His other work was teaching junior military surgeons from the United Kingdom, Egypt and Greece. He was the Hon Civilian Consultant Advisor in Plastic Surgery to the Royal Air Force from 1998 to 2002, before being appointed Hon Civilian Consultant.

He retired from full-time NHS work in 2001. He has since worked in disasters in Haiti (with Merlin), in the Philippines (with UK-Med), in South Sudan (with Save the Children), and he worked in wars in Azerbaijan (with University College London), and in Kosovo.

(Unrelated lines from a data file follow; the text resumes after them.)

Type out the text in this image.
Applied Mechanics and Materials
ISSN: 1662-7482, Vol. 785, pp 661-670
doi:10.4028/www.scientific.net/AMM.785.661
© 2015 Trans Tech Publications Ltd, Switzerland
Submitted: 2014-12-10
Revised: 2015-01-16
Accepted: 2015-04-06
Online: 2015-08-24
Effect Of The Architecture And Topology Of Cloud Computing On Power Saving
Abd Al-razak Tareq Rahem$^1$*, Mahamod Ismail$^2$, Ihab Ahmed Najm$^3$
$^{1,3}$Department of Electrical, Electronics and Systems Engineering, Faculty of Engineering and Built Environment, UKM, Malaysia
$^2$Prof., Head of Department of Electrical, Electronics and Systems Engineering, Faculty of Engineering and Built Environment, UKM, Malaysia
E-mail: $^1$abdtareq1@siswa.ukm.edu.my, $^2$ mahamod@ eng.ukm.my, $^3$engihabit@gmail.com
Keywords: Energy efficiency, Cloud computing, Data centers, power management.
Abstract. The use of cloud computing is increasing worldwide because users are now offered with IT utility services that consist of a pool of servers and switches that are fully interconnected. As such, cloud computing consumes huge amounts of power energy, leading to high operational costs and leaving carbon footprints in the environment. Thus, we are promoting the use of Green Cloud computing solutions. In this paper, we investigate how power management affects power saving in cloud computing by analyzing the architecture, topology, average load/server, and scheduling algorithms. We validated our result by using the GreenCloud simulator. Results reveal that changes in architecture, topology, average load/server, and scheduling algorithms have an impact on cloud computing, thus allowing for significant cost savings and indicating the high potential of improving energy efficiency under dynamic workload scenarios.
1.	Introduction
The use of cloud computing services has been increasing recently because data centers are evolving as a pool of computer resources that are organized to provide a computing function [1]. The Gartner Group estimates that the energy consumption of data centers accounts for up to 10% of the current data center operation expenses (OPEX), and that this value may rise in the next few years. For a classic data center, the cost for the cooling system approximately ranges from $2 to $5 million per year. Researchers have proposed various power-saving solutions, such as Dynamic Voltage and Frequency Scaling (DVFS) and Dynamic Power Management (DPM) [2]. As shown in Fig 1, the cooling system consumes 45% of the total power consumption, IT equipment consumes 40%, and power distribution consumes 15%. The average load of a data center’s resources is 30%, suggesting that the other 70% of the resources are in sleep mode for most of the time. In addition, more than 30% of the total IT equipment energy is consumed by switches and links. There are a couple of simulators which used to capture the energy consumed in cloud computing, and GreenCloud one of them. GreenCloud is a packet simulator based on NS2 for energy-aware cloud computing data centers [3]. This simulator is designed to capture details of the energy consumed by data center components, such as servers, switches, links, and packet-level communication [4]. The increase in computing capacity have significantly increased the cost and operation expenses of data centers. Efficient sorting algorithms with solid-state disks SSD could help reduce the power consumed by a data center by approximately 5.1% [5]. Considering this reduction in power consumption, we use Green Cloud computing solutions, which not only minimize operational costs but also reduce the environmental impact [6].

== Research and publications ==
- 1961: British Coke Research Association
- 1961–1964: Research student in chemical engineering at the University of Cambridge, researching heat transfer in fluidised beds
- 1966: ICI Agricultural Division, working on a potential new method of making fertilisers
- 1981–1982: His surgical research has predominantly been on burns and also on hand and reconstructive surgery, including a year in Melbourne at the O'Brien Microvascular Research Centre under Bernard O’Brien and Wayne Morrison
- 1991: Founded the charity Stoke Mandeville Burns and Reconstructive Surgery Research Trust (later renamed Restore – Burn and Wound Research), whose Patron is His Royal Highness, The Duke of Kent KG FRS. Roberts was Chairman (2006–2010) and then President (2011– ). The charity have done major work on the pathology of the burn wound and subsequent attempts to reduce scarring. They have produced multiple research degrees, publications and papers to date.
- He has done ornithological research in the UK, Europe, Australia, USA and Africa from 1976 to the present day

== Books ==
- Scholarship Boy to Engineer, Plastic Surgeon and Sportsman. Published by Matador, part of Troubadour Publishing
- Plastic Surgery in Wars, Disasters and Civilian Life. Published by Frontline Books, a military history imprint of Pen and Sword Books
- Scholarship Boy, Life Away from Work. Published by Troubadour Publishing

== Honours and awards ==
- 2019 – OStJ (Officer of the Venerable Order of St John)
- 2013 – MStJ (Member of the Venerable Order of St John)
- 2012 – OBE (Officer of the Order of the British Empire) For Services to the Medical field, Ornithology and to the Community on the Isle of Wight

== Personal life ==
He married F. E. Vivian Roberts in 1972. She worked as an NHS GP and a police surgeon until 2000. They have two daughters, and four grandchildren.

He has been involved in the continuing restoration of the 14th Century Haseley Manor on the Isle of Wight where they have lived since 2001, and the construction of the Roberts Nature Reserve surrounding it, which was opened by the Earl of Wessex in 2006. He also runs residential ringing courses at Haseley Manor as part of the Isle of Wight Ringing Group.

== Retirement ==
Since retiring from then NHS and the Ministry of Defence, Roberts has continued working and teaching overseas and is on a variety of charitable organisation councils.

He continued as a motor racing doctor, as an expedition doctor with the British Exploring Society and teaching doctors in England, Egypt and Southern Africa until 2022.

His other interests have been travelling, natural history, the Scouts as County Commissioner, then Chairman and now Vice President, and St John Ambulance as County President.